Meta is introducing four generations of its in-house Meta Training and Inference Accelerator developed with Broadcom, with MTIA 300, 400, 450, and 500 scheduled to be integrated into its data centers over the next two years. Early MTIA units are already handling ranking and recommendation workloads, while later designs are aimed at real-time model serving across some of the largest social platforms on the web. The roadmap is explicitly inference first, reflecting a focus on making social media browsing and recommendation algorithms effectively instant.
Instead of chasing raw peak arithmetic alone, Meta is prioritizing memory throughput and inference efficiency to reduce latency and energy use at scale. According to the specification table, HBM bandwidth and capacity rises substantially across the series while compute grows more linearly, and this means that Meta’s point is increasing on-package bandwidth and capacity which can cut latency and power costs for production inference. The accelerators incorporate hardware support for attention primitives and mixture-of-experts layers, along with low precision data formats tuned for inference to minimize conversion overhead in modern neural networks.

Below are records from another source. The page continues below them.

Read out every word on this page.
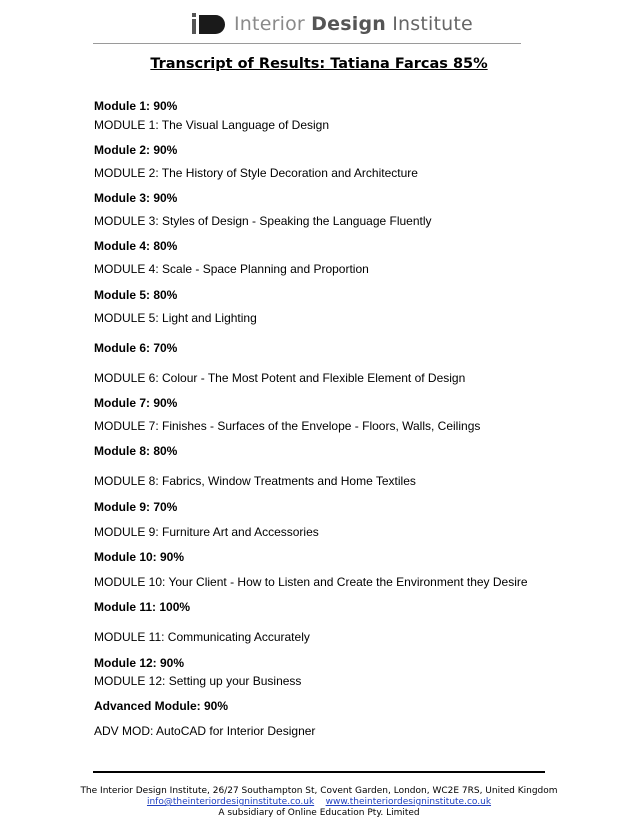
Interior Design Institute
Transcript of Results: Tatiana Farcas 85%
Module 1: 90%
MODULE 1: The Visual Language of Design
Module 2: 90%
MODULE 2: The History of Style Decoration and Architecture
Module 3: 90%
MODULE 3: Styles of Design - Speaking the Language Fluently
Module 4: 80%
MODULE 4: Scale - Space Planning and Proportion
Module 5: 80%
MODULE 5: Light and Lighting
Module 6: 70%
MODULE 6: Colour - The Most Potent and Flexible Element of Design
Module 7: 90%
MODULE 7: Finishes - Surfaces of the Envelope - Floors, Walls, Ceilings
Module 8: 80%
MODULE 8: Fabrics, Window Treatments and Home Textiles
Module 9: 70%
MODULE 9: Furniture Art and Accessories
Module 10: 90%
MODULE 10: Your Client - How to Listen and Create the Environment they Desire
Module 11: 100%
MODULE 11: Communicating Accurately
Module 12: 90%
MODULE 12: Setting up your Business
Advanced Module: 90%
ADV MOD: AutoCAD for Interior Designer
The Interior Design Institute, 26/27 Southampton St, Covent Garden, London, WC2E 7RS, United Kingdom
info@theinteriordesigninstitute.co.uk www.theinteriordesigninstitute.co.uk
A subsidiary of Online Education Pty. Limited
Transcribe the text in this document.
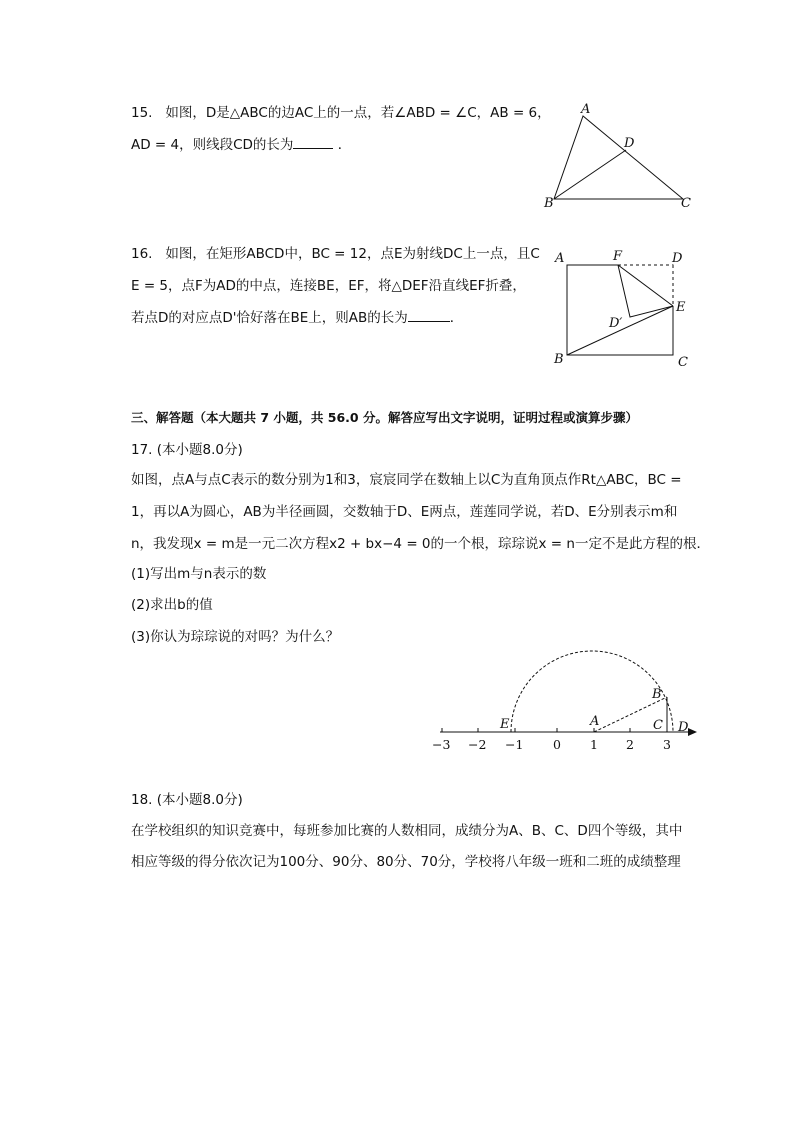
15. 如图，D是△ABC的边AC上的一点，若∠ABD = ∠C，AB = 6，
AD = 4，则线段CD的长为	．
A
B	C
D
16. 如图，在矩形ABCD中，BC = 12，点E为射线DC上一点，且C
E = 5，点F为AD的中点，连接BE，EF，将△DEF沿直线EF折叠，
若点D的对应点D'恰好落在BE上，则AB的长为	．
A	F	D
E
D′
B	C
三、解答题（本大题共 7 小题，共 56.0 分。解答应写出文字说明，证明过程或演算步骤）
17. (本小题8.0分)
如图，点A与点C表示的数分别为1和3，宸宸同学在数轴上以C为直角顶点作Rt△ABC，BC =
1，再以A为圆心，AB为半径画圆，交数轴于D、E两点，莲莲同学说，若D、E分别表示m和
n，我发现x = m是一元二次方程x2 + bx−4 = 0的一个根，琮琮说x = n一定不是此方程的根．
(1)写出m与n表示的数
(2)求出b的值
(3)你认为琮琮说的对吗？为什么？
−3 −2 −1 0 1 2 3
E	A
B
C D
18. (本小题8.0分)
在学校组织的知识竞赛中，每班参加比赛的人数相同，成绩分为A、B、C、D四个等级，其中
相应等级的得分依次记为100分、90分、80分、70分，学校将八年级一班和二班的成绩整理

Software compatibility and operational flexibility are central to the design. Meta says the MTIA software stack runs natively on common machine learning frameworks, so existing production models can be deployed on both GPUs and MTIA without major rewrites, simplifying adoption in live services. Multiple MTIA generations are engineered to share the same chassis, rack, and networking, which allows upgrades through module swaps rather than full data center retrofits and helps explain a fast release cadence across an infrastructure that spans millions of chips. MTIA chips are already running at kilowatt power budgets and PetaFLOPS of compute, positioning the accelerators to compete directly with leading solutions from NVIDIA, AMD, and other hyperscale providers.